Upcycling Ideas to Freshen Up Your Home | the ReFab Diaries

The compulsion to spruce up your home will come at least once a year, and often with great and quickening pace too. As the days start to get longer and warmer, the home in which you’ve been hibernating can start to feel a little stale. Rather than spending shedloads on a big refurb, you could use the power of upcycling to freshen up your home just in time for Easter. But what DIY upcycling projects could you undertake to achieve this?




Furniture Reupholstery

One of the most common ways in which we engage with upcycling projects is through furniture. There is a great abundance of vintage, weathered and otherwise dilapidated furniture items, practically all of which represent potential and can be purchased through a variety of second-hand buying platforms. Upcycling hobbyists will restore these items to their former glory – or, more aptly, improve them beyond their initial state – by reupholstering with new materials and giving them a new lease of life. In some cases this can even be done as a side project, flipping tired looking furniture purchased inexpensively second-hand, then given some care, attention and a new design, to then be sold for a higher price.

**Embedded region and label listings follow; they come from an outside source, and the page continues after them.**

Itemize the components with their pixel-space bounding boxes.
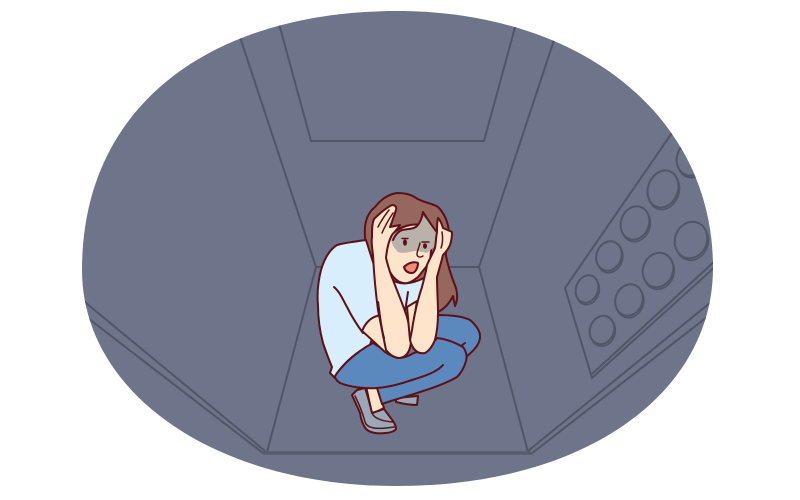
inner skin between arms (407, 301, 417, 340)
front shoe (352, 388, 396, 433)
elevator wall lines (80, 20, 716, 454)
right fingers (441, 232, 443, 248)
elevator button panel (565, 127, 716, 378)
right forearm and hand (410, 218, 452, 353)
face (384, 224, 433, 283)
left fingers (378, 210, 393, 233)
front foot (366, 386, 384, 414)
eye shadow (391, 216, 436, 253)
shoe sole line (355, 396, 394, 428)
shirt front (391, 278, 424, 335)
lashes and nose (402, 238, 429, 257)
shirt crease (334, 287, 363, 333)
back shoe (396, 396, 418, 405)
woman (318, 193, 480, 433)
front leg jeans (335, 338, 467, 404)
illustration: woman crouching in elevator (82, 11, 713, 486)
buttons (574, 146, 708, 346)
hair fringe line (393, 212, 436, 240)
left forearm and hand (372, 205, 411, 358)
elevator background blob (82, 11, 713, 486)
mouth (404, 262, 418, 273)
collar crease (405, 292, 408, 312)
upper arm elbow (362, 310, 411, 358)
eyes (403, 239, 407, 246)
jeans crease (377, 343, 465, 388)
hair (365, 193, 457, 312)
back leg jeans (430, 315, 480, 357)
arm crease (378, 302, 384, 338)
button shadows (578, 149, 710, 347)
shirt (318, 240, 385, 378)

There are lessons to be learned here, perhaps even with regard to your own furniture items. Replacing hefty items like sofas and chaise lounges can be not only costly, but also difficult; why invite such costs, when you can instead refresh your furniture with little more than a Milwaukee staple gun and a roll of fabric? An afternoon’s reupholstering could give you a ‘new’ sofa for infinitely less than the cost of a brand-new one.


Repainting

Of course, reupholstery is not the only option when it comes to revitalising old and tired furniture. The same basic principles apply to all furniture as reupholstery does to fabric furnishings, where a fresh ‘skin’ can completely recontextualise an otherwise tired item.

This is particularly useful for wood furnishings such as side tables, coffee tables, bookcases and bureaus. Varnished wood furnishings can be stripped back to raw wood via sanding, paint stripper or simply application of a heat gun. Sealing, priming and then repainting the item can be done in stages and coats, over a period of days, before you are left with an utterly bespoke finished design.


Creative Use of Wallpaper

Creating character via upcycling doesn’t require you to completely overhaul a given item of furniture. Splashes of creativity here and there can make powerful differences to older and less desirable things. For instance, you might find some cheap second-hand rolls of wallpaper for cheap, which you could easily apply to the surface of a coffee table for a unique printed design.


Item Repurposing

The logical conclusion of upcycling is the complete recontextualization of a given item, literally giving it a new lease of life as something with an entirely different aesthetic – or even functional – purpose. With a small amount of soldering know-how, an old-school wall-hanging telephone could become a chic doorbell; leftover house bricks in your garden could become vibrant planters for succulents and more!